Ammie, Come Home (1968)

Listening: Classical Gas
Georgetown #1
Some houses have a history you don't want to know. Ruth Bennett, mild-mannered widow and civil servant, discovers this when her spirited niece Sara comes to stay in her beautiful old Georgetown house. When a seance they host triggers something dark and old and evil, the two women, Sara's boyfriend Bruce, and his cynical anthropology professor Pat are sent digging through the house's history to try and find a solution. But as Sara sinks farther and farther into possession and Pat's behavior gets mysteriously more aggressive, time seems to be running out...
Spoilers Below
Some houses have a history you don't want to know. Ruth Bennett, mild-mannered widow and civil servant, discovers this when her spirited niece Sara comes to stay in her beautiful old Georgetown house. When a seance they host triggers something dark and old and evil, the two women, Sara's boyfriend Bruce, and his cynical anthropology professor Pat are sent digging through the house's history to try and find a solution. But as Sara sinks farther and farther into possession and Pat's behavior gets mysteriously more aggressive, time seems to be running out...
Spoilers Below
This is the first of MPM's modern-day Gothics (as compared to Victorian-set Master and Sons), and as with her other recent literary departure (The Jackal's Head), she's onto something good...even if she's not there quite yet.
As a ghost-story, it's surprisingly good. Spooky, with an ominous atmosphere (that cellar!!), and a compelling Revolutionary-era mystery to sink one's teeth into. And it's nice, too, to see a slightly more mature character take center stage...particularly when that stage is one MPM is familiar with as well. She lived in Maryland, not too far from where this story is set.
Although perhaps it's too much familiarity for her. Ruth Bennett, an almost rebellious forty-ish woman with an endless array of muted pantsuits, has an exasperated attitude towards pizza, protests, and miniskirts that could only come from a critical forty-ish writer.

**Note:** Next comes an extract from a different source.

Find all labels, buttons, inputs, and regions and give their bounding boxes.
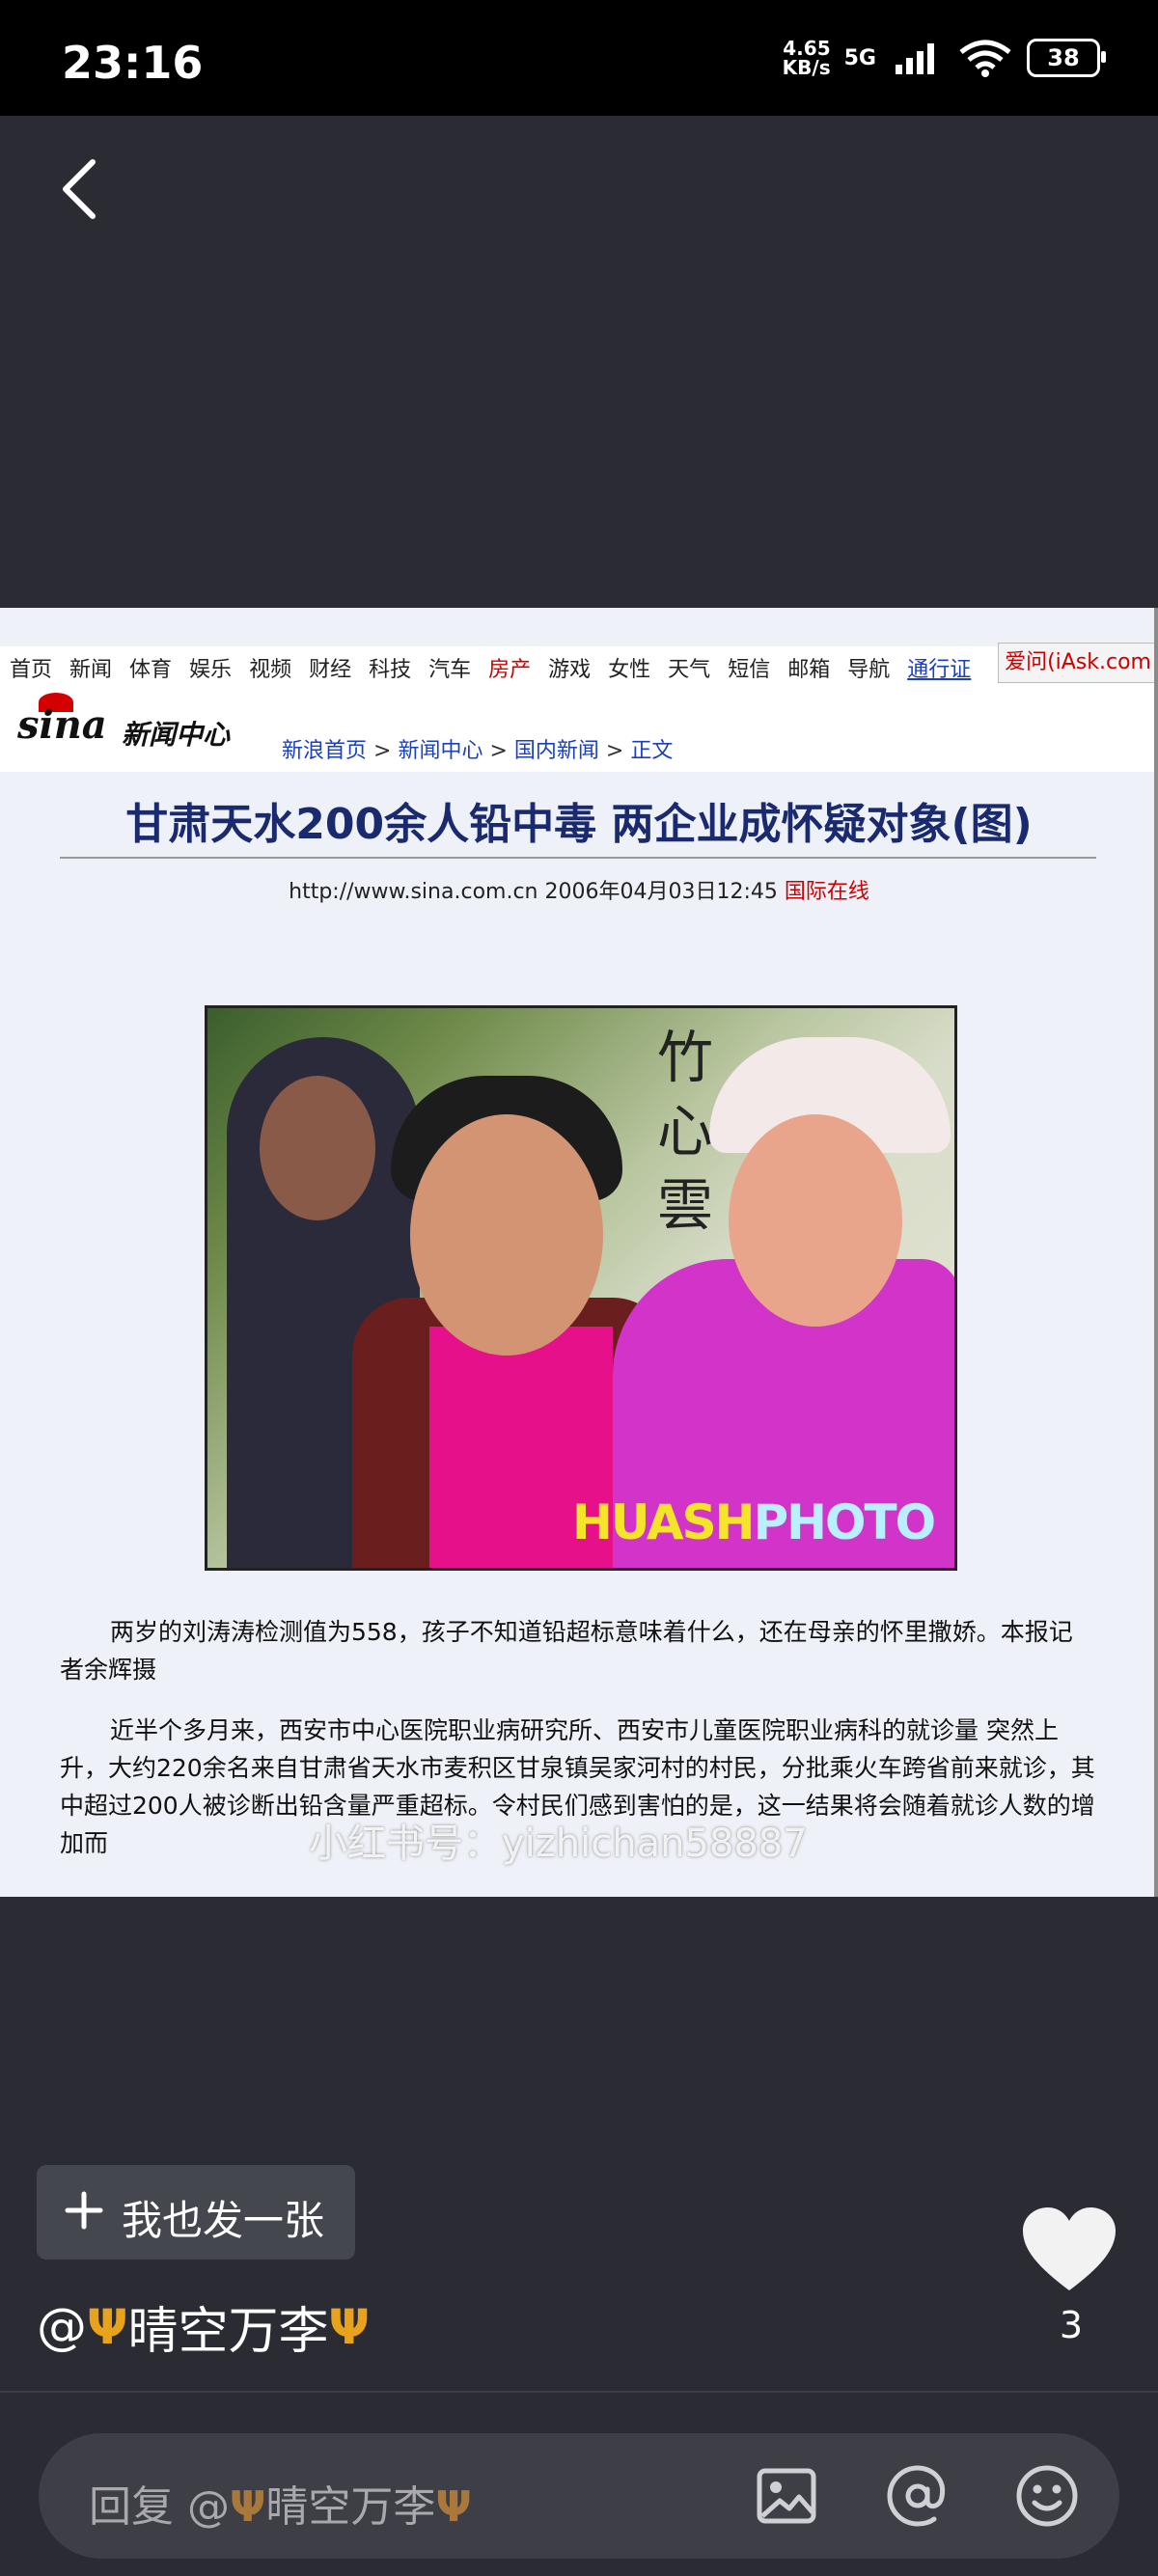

Sara, the niece who keeps getting possessed by a remarkably uncommunicative spirit, is appealing without somehow ever being fully fleshed out. Possibly because all the action of the story is driven by her boyfriend Bruce (who makes a particularly disgusting comment about how 'there are girls you seduce and girls you rape') and Ruth's pushy love interest Pat, who is still pushy even when he's not being possessed by an evil ghost.
Neither of these male characters is particularly surprising when considered in comparison with MPM's other '68 romance in The Jackal's Head, which is both paternalistic and violent. MPM will hit a surprisingly progressive romantic sweet spot eventually, writing heroes to make anyone swoon (John Smythe! Ramses!). But it's going to take a little time to grow into that writer.
Lucky for us, the great heroes are coming soon. Meantime, Ammie is worth a read...if you can close your eyes to a touch of toxic patriarchy and some significant condescension.
Favorite Line: "Bruce ate a mouthful of eggs and meditated. 'I wonder how many of the great heroes of history would turn out to be a slow runner, if you ever investigated the circumstances.'
Rating: ***
Notes:
*This is the only novel of MPM's to ever make it to film. Check out The House That Would Not Die (1970), a made-for-TV movie starring Barbara Stanwyck and Richard Egan. It makes some pretty significant changes to the overall story, and MPM hated it so much she refused to sell the rights to any of her books ever again.
*This is also the first of three interconnected books centered around Ruth, her family, their friends, and the Georgetown house. The other two are Shattered Silk and Stitches in Time.